Let’s talk about your perfectionism. I know it’s there, because you’re interested enough in improving something about your life that you’re visiting this wonderful website! But if you want to lead a happy life, you need to accept less than perfection.
Unless you are working for NASA and building a million-dollar door handle for a spaceship, it doesn’t have to be perfect.
This is something I’ve learned over many years of 1) working full-time while being a wife, mother, and now grandmother, 2) being a human, and 3) sending 183 Chicken Soup for the Soul books to the printer, every single one with invisible typos that do not show up until we’ve printed at least 50,000 copies.

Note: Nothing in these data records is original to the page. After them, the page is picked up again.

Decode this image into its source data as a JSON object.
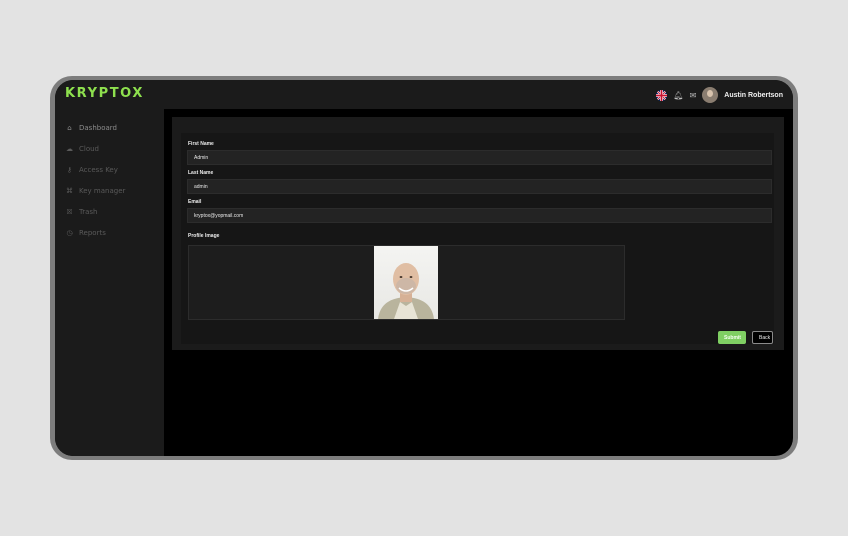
{
  "brand": {
    "logo": "KRYPTOX",
    "accent": "#8ee04e"
  },
  "header": {
    "user_name": "Austin Robertson",
    "flag_icon": "uk-flag-icon",
    "notification_icon": "bell-icon",
    "mail_icon": "mail-icon"
  },
  "sidebar": {
    "items": [
      {
        "label": "Dashboard",
        "icon": "home-icon"
      },
      {
        "label": "Cloud",
        "icon": "cloud-icon"
      },
      {
        "label": "Access Key",
        "icon": "key-icon"
      },
      {
        "label": "Key manager",
        "icon": "key-manager-icon"
      },
      {
        "label": "Trash",
        "icon": "trash-icon"
      },
      {
        "label": "Reports",
        "icon": "reports-icon"
      }
    ]
  },
  "form": {
    "first_name": {
      "label": "First Name",
      "value": "Admin"
    },
    "last_name": {
      "label": "Last Name",
      "value": "admin"
    },
    "email": {
      "label": "Email",
      "value": "kryptox@yopmail.com"
    },
    "profile_image": {
      "label": "Profile Image"
    },
    "submit_label": "Submit",
    "back_label": "Back",
    "submit_color": "#7fcf63"
  }
}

I’ve learned that muddling through life accepting that I will always operate at somewhere between 90 and 95 percent is about as good as it gets.
If I can do three things well (but not perfectly) at any given time – and 90% is still pretty impressive – that’s a total score of 270 points of “getting stuff done” versus spending hours or days obsessing over one thing and getting it 99% perfect but dropping the ball in a major way on the other two. I get 270 points my way, versus 99 points the striving-for-perfection way.
Like most people, I have juggled many different full-time roles in my life – the main three being mother, wife, and executive. There were never enough hours in the day to fulfill each role as completely as I wanted when I was raising my kids.
There were nights when the kids needed me to stay home and help with homework, but I had to attend a business dinner with my husband. There were other nights when he got the short end of the stick, because I needed to put the kids first. And if I somehow managed to do all the kid stuff and husband stuff, then the work stuff would suffer.
A wonderful psychologist and expert on stress management named Harriet Braiker wrote the breakthrough book, “The Type E Woman: How to Overcome the Stress of Being Everything to Everybody.” Harriet said: “Striving for excellence motivates you; striving for perfection is demoralizing.”
Women in particular, with all their multitasking, really need some help in letting go. Does anyone actually remember if you made everything yourself the last time you entertained, if your thank-you notes were emails or notecards, or if you’ve sent out Christmas cards every year without fail?
One of my favorite Chicken Soup for the Soul stories on this topic is “The Power of Illusion,” in which Donna Milligan Meadows talks about her friend Sara, who had the perfect home, with a beautifully wallpapered living room.
Donna was lamenting that her own wallpaper didn’t line up at the seams and wasn’t straight at the ceiling. Sara responded, “It’s all an illusion. The details don’t matter. Look at my seams; they aren’t perfect either. There is a tear over in the corner. You did your wallpaper yourself so you know every spot that isn’t exactly right. No one else will see the mistakes, just like you didn’t see mine.”
Years later, Donna was days away from hosting her daughter’s wedding in her perfectly landscaped backyard, where the flowers even matched the wedding color scheme. Then the rains came. The grass developed a fungus and mushrooms sprouted everywhere. Donna was panic-stricken until she remembered Sara’s gentle voice saying: “It’s all an illusion. The details don’t matter.”
The wedding ended up being perfect, or at least the “perfect illusion of a fairy tale wedding in a magical place,” according to Donna.
And that’s why we try for perfection every day, knowing we will achieve mere excellence and that will be good enough. My editors tell me that our “good enough” is better than everyone else’s “perfection” anyway, and that may be true, since I am constantly spotting typos or grammar errors in such venerable publications as The New Yorker magazine and The New York Times and bestselling novels.
Nevertheless, we do appreciate it when our readers send us emails telling us where those typos are hiding, so we can fix them for the second printing!
Are you too much of a perfectionist? Can you pick a part of your life where you can accept less than perfection? Do you think you’ll be happier and less stressed if you deliberately try for 90% instead of 100%?